In August, Whole Foods announced plans to open a new store in Meridian Township in 2015 near the East Lansing Food Co-op and Foods for Living. The township board approved plans for the development to move forward, and experts predict ELFCO and Foods for Living will experience at least a slight decrease in sales.

Meanwhile, in East Lansing, time appears to be running out for Goodrich’s Shop-Rite, which has had roots in the Lansing community for 76 years. Developer Kevin McGraw wants to redesign Trowbridge Plaza with mixed-use residential and retail spaces, though it appears Goodrich’s doesn’t have the resources to stay in a spot that requires higher rent. A “cutting edge, organic market” is waiting in the wings, he said.

BWL stakes claim in REO Town Five years after initial plans for a new Lansing Board of Water and Light power plant surfaced, 2013 marked the opening of a new co-generation natural-gas plant in the heart of REO Town. With the plant, the publicly owned utility cut its carbon dioxide emissions from the Eckert Plant in half.

As REO Town’s anchor tenant, in a sense, anticipation builds for the neighborhood’s renaissance since its early-20th century boom.
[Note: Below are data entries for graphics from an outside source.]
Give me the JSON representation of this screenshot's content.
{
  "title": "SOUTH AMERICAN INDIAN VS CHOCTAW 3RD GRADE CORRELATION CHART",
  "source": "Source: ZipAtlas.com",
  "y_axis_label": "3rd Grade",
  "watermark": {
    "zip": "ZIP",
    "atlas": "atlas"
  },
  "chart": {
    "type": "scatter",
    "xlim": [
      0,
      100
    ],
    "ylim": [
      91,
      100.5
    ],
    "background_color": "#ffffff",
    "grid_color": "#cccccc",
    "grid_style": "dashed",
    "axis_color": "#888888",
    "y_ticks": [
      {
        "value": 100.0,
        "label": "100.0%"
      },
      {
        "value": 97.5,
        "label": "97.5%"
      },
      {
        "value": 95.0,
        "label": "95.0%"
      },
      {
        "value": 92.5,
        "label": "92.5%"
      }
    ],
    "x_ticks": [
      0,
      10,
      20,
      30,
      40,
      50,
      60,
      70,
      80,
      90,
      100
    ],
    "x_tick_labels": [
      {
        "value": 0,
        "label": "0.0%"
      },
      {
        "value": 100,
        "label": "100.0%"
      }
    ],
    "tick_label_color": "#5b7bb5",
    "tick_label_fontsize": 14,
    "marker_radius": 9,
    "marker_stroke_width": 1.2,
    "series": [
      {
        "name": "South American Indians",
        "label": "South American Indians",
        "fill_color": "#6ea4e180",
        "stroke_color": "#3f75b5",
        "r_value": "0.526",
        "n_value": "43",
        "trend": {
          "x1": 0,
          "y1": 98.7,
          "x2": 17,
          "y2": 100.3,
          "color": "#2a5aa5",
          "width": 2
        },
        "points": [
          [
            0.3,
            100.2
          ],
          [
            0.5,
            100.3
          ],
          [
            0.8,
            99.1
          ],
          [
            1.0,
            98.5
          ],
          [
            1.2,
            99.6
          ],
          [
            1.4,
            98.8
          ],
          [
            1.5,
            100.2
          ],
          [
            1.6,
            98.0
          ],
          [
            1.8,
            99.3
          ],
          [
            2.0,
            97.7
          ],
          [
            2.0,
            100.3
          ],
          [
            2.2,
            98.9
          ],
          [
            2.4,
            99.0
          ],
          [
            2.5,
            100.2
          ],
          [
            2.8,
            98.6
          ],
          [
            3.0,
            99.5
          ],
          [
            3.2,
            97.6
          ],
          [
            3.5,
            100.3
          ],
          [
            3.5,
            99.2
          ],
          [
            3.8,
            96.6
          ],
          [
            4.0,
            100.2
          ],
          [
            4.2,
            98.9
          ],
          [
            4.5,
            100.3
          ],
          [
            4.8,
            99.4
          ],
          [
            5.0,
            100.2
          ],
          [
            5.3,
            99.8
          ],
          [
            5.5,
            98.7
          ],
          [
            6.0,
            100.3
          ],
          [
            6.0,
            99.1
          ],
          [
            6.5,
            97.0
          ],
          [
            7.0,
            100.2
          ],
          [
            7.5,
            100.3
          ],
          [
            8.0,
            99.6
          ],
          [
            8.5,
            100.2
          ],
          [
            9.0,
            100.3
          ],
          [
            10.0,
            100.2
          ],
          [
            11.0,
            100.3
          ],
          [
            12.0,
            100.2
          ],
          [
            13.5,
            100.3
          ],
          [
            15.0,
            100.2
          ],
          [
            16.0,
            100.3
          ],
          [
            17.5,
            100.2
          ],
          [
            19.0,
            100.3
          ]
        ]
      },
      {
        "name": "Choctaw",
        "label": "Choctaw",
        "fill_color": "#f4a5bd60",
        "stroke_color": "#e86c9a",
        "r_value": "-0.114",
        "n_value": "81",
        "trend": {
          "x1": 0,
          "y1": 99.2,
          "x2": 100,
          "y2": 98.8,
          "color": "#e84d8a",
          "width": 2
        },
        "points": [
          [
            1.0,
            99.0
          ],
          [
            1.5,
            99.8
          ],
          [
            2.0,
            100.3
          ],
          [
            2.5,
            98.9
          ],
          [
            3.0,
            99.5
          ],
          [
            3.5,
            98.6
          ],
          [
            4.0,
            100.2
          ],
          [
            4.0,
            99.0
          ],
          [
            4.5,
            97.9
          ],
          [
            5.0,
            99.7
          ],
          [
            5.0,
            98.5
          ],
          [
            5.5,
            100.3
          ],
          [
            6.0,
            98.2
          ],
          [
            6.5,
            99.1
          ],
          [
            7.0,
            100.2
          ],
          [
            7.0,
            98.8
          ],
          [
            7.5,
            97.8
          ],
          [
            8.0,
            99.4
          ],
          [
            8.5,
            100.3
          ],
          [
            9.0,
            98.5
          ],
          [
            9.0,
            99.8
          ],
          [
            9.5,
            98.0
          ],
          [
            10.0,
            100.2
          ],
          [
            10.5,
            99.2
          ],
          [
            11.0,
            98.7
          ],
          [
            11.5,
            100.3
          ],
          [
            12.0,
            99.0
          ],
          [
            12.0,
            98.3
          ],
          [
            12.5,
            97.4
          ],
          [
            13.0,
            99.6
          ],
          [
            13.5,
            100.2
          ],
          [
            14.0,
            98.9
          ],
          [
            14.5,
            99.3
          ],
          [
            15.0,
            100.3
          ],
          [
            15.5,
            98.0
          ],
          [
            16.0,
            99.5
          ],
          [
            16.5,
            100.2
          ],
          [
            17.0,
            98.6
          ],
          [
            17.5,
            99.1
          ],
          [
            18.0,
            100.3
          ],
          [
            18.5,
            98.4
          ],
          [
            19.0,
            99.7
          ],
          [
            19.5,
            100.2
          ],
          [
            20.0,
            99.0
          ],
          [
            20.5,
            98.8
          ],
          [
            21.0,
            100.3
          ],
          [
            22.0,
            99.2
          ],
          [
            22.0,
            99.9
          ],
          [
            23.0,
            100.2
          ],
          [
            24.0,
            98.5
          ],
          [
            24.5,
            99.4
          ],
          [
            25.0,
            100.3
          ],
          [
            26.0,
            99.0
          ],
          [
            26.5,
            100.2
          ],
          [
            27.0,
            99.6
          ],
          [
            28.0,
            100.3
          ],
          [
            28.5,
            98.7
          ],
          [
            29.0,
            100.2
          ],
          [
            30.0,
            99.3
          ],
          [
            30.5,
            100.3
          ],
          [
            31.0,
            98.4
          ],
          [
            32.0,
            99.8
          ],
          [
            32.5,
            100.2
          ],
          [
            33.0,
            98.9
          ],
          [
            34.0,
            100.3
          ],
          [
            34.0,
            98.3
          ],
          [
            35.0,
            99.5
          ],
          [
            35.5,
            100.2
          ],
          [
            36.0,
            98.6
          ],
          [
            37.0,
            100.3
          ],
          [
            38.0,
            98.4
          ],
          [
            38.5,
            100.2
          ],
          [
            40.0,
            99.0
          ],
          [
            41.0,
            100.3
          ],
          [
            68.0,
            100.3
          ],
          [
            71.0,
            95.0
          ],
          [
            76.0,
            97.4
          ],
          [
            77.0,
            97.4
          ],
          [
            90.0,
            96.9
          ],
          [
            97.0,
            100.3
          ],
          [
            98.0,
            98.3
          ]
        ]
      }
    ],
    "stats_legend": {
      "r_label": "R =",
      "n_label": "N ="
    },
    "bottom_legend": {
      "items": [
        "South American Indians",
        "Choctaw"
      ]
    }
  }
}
Niowave makes peace with neighbors In July 2012, Niowave Inc. broke ground on a new $10 million expansion in the middle of Lansing’s Walnut Neighborhood to much fanfare — though not much of it came from the neighborhood itself. That expansion — which resulted in the infamous blue and white pole barn — led to a 14-month-long battle between the company and neighbors over its appearance.

An agreement was reached in September to redesign the fašade, which the neighbors sought all along. Another result of the Niowave saga was a new citywide policy to prevent such unsightly mishaps in the future.

Bernero, looking at Lansing Township, pushes for consolidation Perhaps more so than at any other point in his eight-year tenure, Lansing Mayor Virg Bernero was an outspoken supporter for a metro Lansing region, particularly consolidating Lansing Township with the city.

“How about dissolving all of Lansing Township? That’s my idea. Police, fire, you name it. Whatever it is, let’s absorb it,” Bernero said as recently as October.

Township officials, however, aren’t as enthused. Supervisor Shirley Rodgers stopped returning City Pulse’s phone calls seeking comment.

Outside of the township, support is growing for Bernero’s idea. However, most will say the plan would need to be executed diplomatically, an apparent criticism of the mayor.